Continua lo straordinario tour in America Latina di Born in the U.S.E. – Nato negli Stati Uniti d’Europa, il film scritto e diretto dall’anarchico regista internazionale Michele Diomà, apprezzato di recente dalla critica in Messico ed ovunque abbia portato il suo film.
La prossima Tappa sarà la prestigiosa Cineteca di La Paz in Bolivia. L’evento è tra i più attesi dell’anno, dato che nel film compare anche per l’ultima volta in video il Maestro Francesco Rosi, molto amato in Sud America, in particolare per i suoi capolavori Salvatore Giuliano e Le mani sulla città.
Per l’eccezionale evento abbiamo avuto modo di rivolgere due domande al regista Michele Diomà, che ha risposto in esclusiva per TAXI DRIVER.

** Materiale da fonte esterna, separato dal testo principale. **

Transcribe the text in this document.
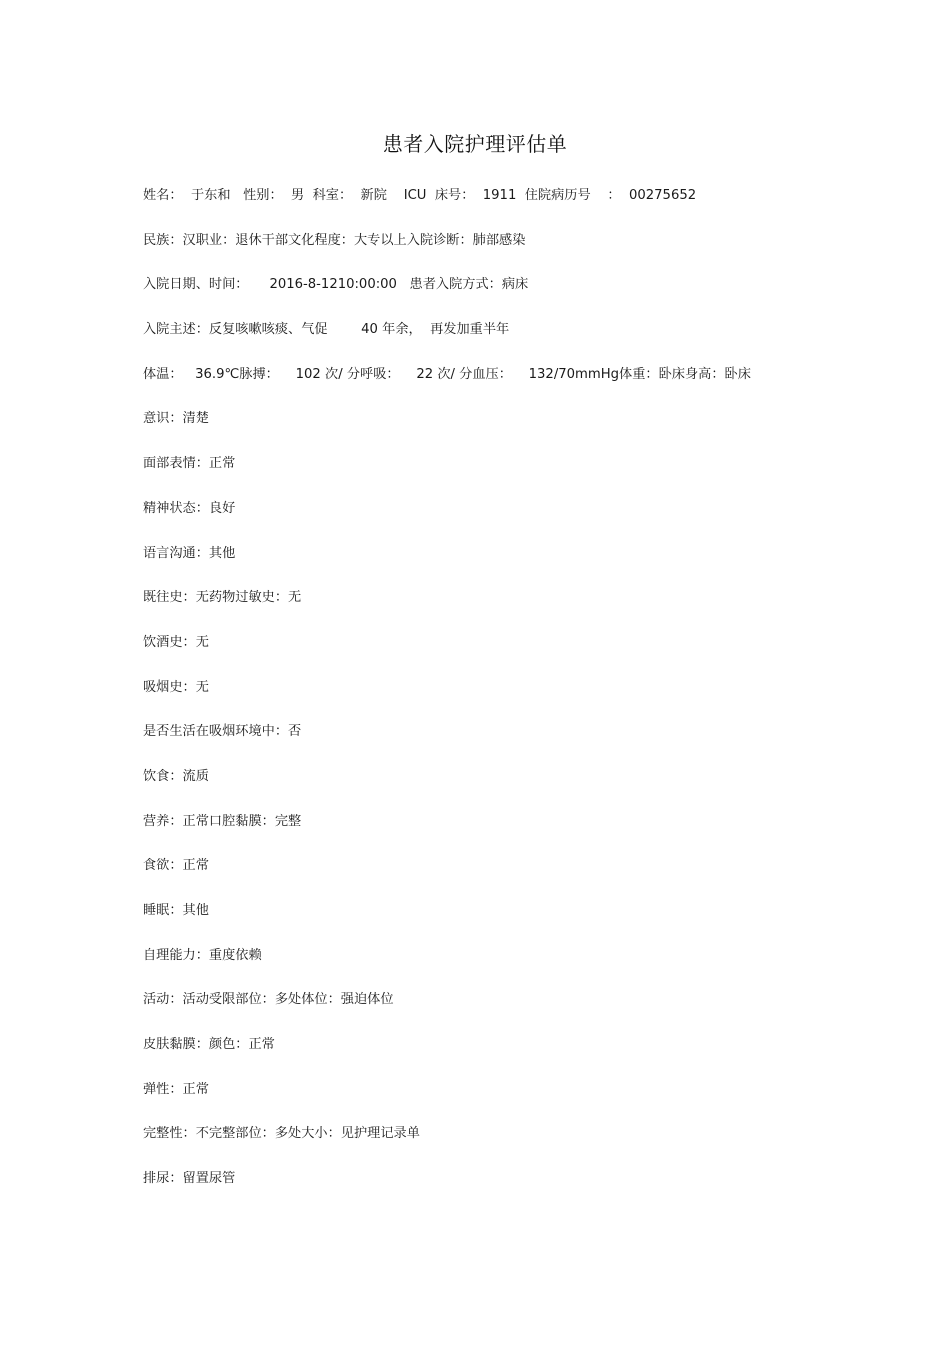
患者入院护理评估单
姓名：  于东和   性别：  男  科室：  新院    ICU  床号：  1911  住院病历号    ：  00275652
民族：汉职业：退休干部文化程度：大专以上入院诊断：肺部感染
入院日期、时间：     2016-8-1210:00:00   患者入院方式：病床
入院主述：反复咳嗽咳痰、气促        40 年余，  再发加重半年
体温：   36.9℃脉搏：    102 次/ 分呼吸：    22 次/ 分血压：    132/70mmHg体重：卧床身高：卧床
意识：清楚
面部表情：正常
精神状态：良好
语言沟通：其他
既往史：无药物过敏史：无
饮酒史：无
吸烟史：无
是否生活在吸烟环境中：否
饮食：流质
营养：正常口腔黏膜：完整
食欲：正常
睡眠：其他
自理能力：重度依赖
活动：活动受限部位：多处体位：强迫体位
皮肤黏膜：颜色：正常
弹性：正常
完整性：不完整部位：多处大小：见护理记录单
排尿：留置尿管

D: Michele a cosa attribuisci il buon apprezzamento del tuo film all’estero?
R: Io sono un it…alieno. I miei lavori sono sempre stati apprezzati prima all’estero e poi se non se ne poteva proprio fare a meno anche in Italia. Forse semplicemente perché l’Italia in tutti i settori, essendo un paese clientelare e fondato su un sistema di corruzione, non ama chi dice certe verità. Naturalmente io vado avanti alla conquista ieri della Francia come del Messico o del Venezuela, oggi della Bolivia, domani del Cile ecc. E poi dopo il giro del pianeta tornerò al punto di partenza: l’Italia.
D: Perché in particolare in America Latina il tuo lavoro viene seguito con maggior interesse?
R: Perché io mi sento sud americano così come il grande Pietro Mennea si sentiva afro-americano. Credo che l’America Latina sul piano cinematografico oggi rappresenti quello che è stata l’Italia dal secondo dopo guerra ai primi anni 70′. Erano anni in cui si rischiava, lottava, si perdeva e si vinceva nella sfida di realizzare film che offrissero un nuovo punto di vista sul cinema stesso. Oggi credo dovremmo tutti recuperare quello spirito.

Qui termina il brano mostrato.